Version d'attente de Laocoon
Il pouvait considérer tout cela comme un rêve mais avant il lui faudrait regagner l’Estaque, se blottir dans son lit et négliger cette valise siégeant au beau milieu de la pièce. Aussi farfelues qu’avaient pu être les dernières vingt-quatre heures il devrait en faire cas et assumer. Il commença par chercher la Pangée. Il fit le tour des remparts et fut bien aise de la voir échouée sur un semblant de rocher, à l’ouest de Degaby. Il escalada à rebours les fortifications bénissant l’amour qu’il avait pu porter à l’art de grimper, enfant. Personne n’avait eu le souci de l’empêcher de faire ses explorations et il était devenu très habile à trouver les cachettes les plus hautes perchées. Il remit la coque à l’eau, dépité de constater qu’il aurait des réparations à effectuer.
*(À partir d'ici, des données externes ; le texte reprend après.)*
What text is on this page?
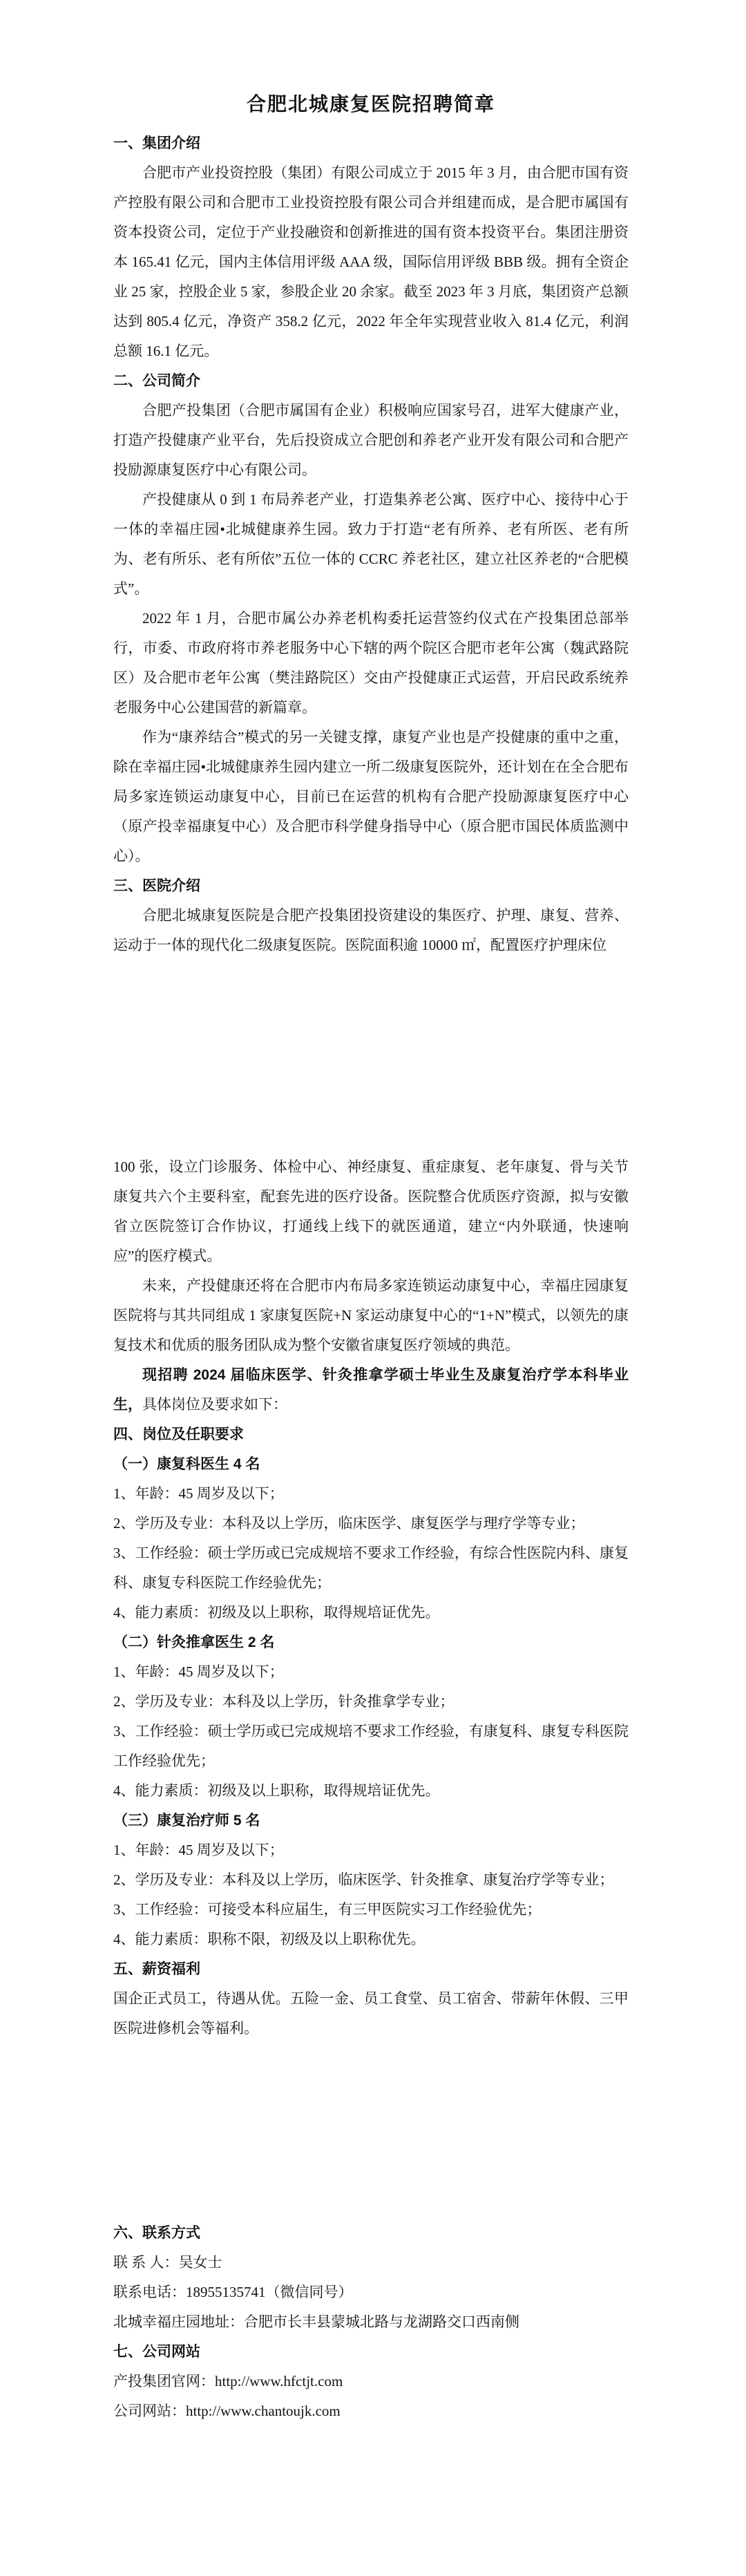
合肥北城康复医院招聘简章
一、集团介绍
合肥市产业投资控股（集团）有限公司成立于 2015 年 3 月，由合肥市国有资产控股有限公司和合肥市工业投资控股有限公司合并组建而成，是合肥市属国有资本投资公司，定位于产业投融资和创新推进的国有资本投资平台。集团注册资本 165.41 亿元，国内主体信用评级 AAA 级，国际信用评级 BBB 级。拥有全资企业 25 家，控股企业 5 家，参股企业 20 余家。截至 2023 年 3 月底，集团资产总额达到 805.4 亿元，净资产 358.2 亿元，2022 年全年实现营业收入 81.4 亿元，利润总额 16.1 亿元。
二、公司简介
合肥产投集团（合肥市属国有企业）积极响应国家号召，进军大健康产业，打造产投健康产业平台，先后投资成立合肥创和养老产业开发有限公司和合肥产投励源康复医疗中心有限公司。
产投健康从 0 到 1 布局养老产业，打造集养老公寓、医疗中心、接待中心于一体的幸福庄园•北城健康养生园。致力于打造“老有所养、老有所医、老有所为、老有所乐、老有所依”五位一体的 CCRC 养老社区，建立社区养老的“合肥模式”。
2022 年 1 月，合肥市属公办养老机构委托运营签约仪式在产投集团总部举行，市委、市政府将市养老服务中心下辖的两个院区合肥市老年公寓（魏武路院区）及合肥市老年公寓（樊洼路院区）交由产投健康正式运营，开启民政系统养老服务中心公建国营的新篇章。
作为“康养结合”模式的另一关键支撑，康复产业也是产投健康的重中之重，除在幸福庄园•北城健康养生园内建立一所二级康复医院外，还计划在在全合肥布局多家连锁运动康复中心，目前已在运营的机构有合肥产投励源康复医疗中心（原产投幸福康复中心）及合肥市科学健身指导中心（原合肥市国民体质监测中心）。
三、医院介绍
合肥北城康复医院是合肥产投集团投资建设的集医疗、护理、康复、营养、运动于一体的现代化二级康复医院。医院面积逾 10000 ㎡，配置医疗护理床位
100 张，设立门诊服务、体检中心、神经康复、重症康复、老年康复、骨与关节康复共六个主要科室，配套先进的医疗设备。医院整合优质医疗资源，拟与安徽省立医院签订合作协议，打通线上线下的就医通道，建立“内外联通，快速响应”的医疗模式。
未来，产投健康还将在合肥市内布局多家连锁运动康复中心，幸福庄园康复医院将与其共同组成 1 家康复医院+N 家运动康复中心的“1+N”模式，以领先的康复技术和优质的服务团队成为整个安徽省康复医疗领域的典范。
现招聘 2024 届临床医学、针灸推拿学硕士毕业生及康复治疗学本科毕业生，具体岗位及要求如下：
四、岗位及任职要求
（一）康复科医生 4 名
1、年龄：45 周岁及以下；
2、学历及专业：本科及以上学历，临床医学、康复医学与理疗学等专业；
3、工作经验：硕士学历或已完成规培不要求工作经验，有综合性医院内科、康复科、康复专科医院工作经验优先；
4、能力素质：初级及以上职称，取得规培证优先。
（二）针灸推拿医生 2 名
1、年龄：45 周岁及以下；
2、学历及专业：本科及以上学历，针灸推拿学专业；
3、工作经验：硕士学历或已完成规培不要求工作经验，有康复科、康复专科医院工作经验优先；
4、能力素质：初级及以上职称，取得规培证优先。
（三）康复治疗师 5 名
1、年龄：45 周岁及以下；
2、学历及专业：本科及以上学历，临床医学、针灸推拿、康复治疗学等专业；
3、工作经验：可接受本科应届生，有三甲医院实习工作经验优先；
4、能力素质：职称不限，初级及以上职称优先。
五、薪资福利
国企正式员工，待遇从优。五险一金、员工食堂、员工宿舍、带薪年休假、三甲医院进修机会等福利。
六、联系方式
联 系 人：吴女士
联系电话：18955135741（微信同号）
北城幸福庄园地址：合肥市长丰县蒙城北路与龙湖路交口西南侧
七、公司网站
产投集团官网：http://www.hfctjt.com
公司网站：http://www.chantoujk.com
C’était un moindre mal. S’il réussissait à le sauver, son frère pourrait peut-être financer la chose. Pour l’heure il fallait se rendre à Saint-Pierre.
Comme son pointu prenait l’eau, Etienne ne prit pas le risque d’aller plus loin que Malmousque. iI le laissa échoué sur la plagette et partit les mains dans les poches. Il caressa l’étrange graine diamantée entre ses doigts tout le long du trajet. Il gagna sa destination en à peine une heure et se présenta à la guérite du gardien pour lui demander son aide. Ce dernier lui indiqua une tombe des plus modestes. On avait enterré la dame sans cercueil et personne n’était venu à son enterrement. Il avait une mémoire d’archiviste et il l’accompagna volubile jusqu’à une petite croix en bois déjà blessée par le temps. Il y avait inscrit à la peinture l’essentiel de ce qu’il y avait à savoir : nom, prénoms et dates. Le gardien sembla un moment vouloir se recueillir avec lui mais Etienne réussit à le congédier d’un œil particulièrement appuyé.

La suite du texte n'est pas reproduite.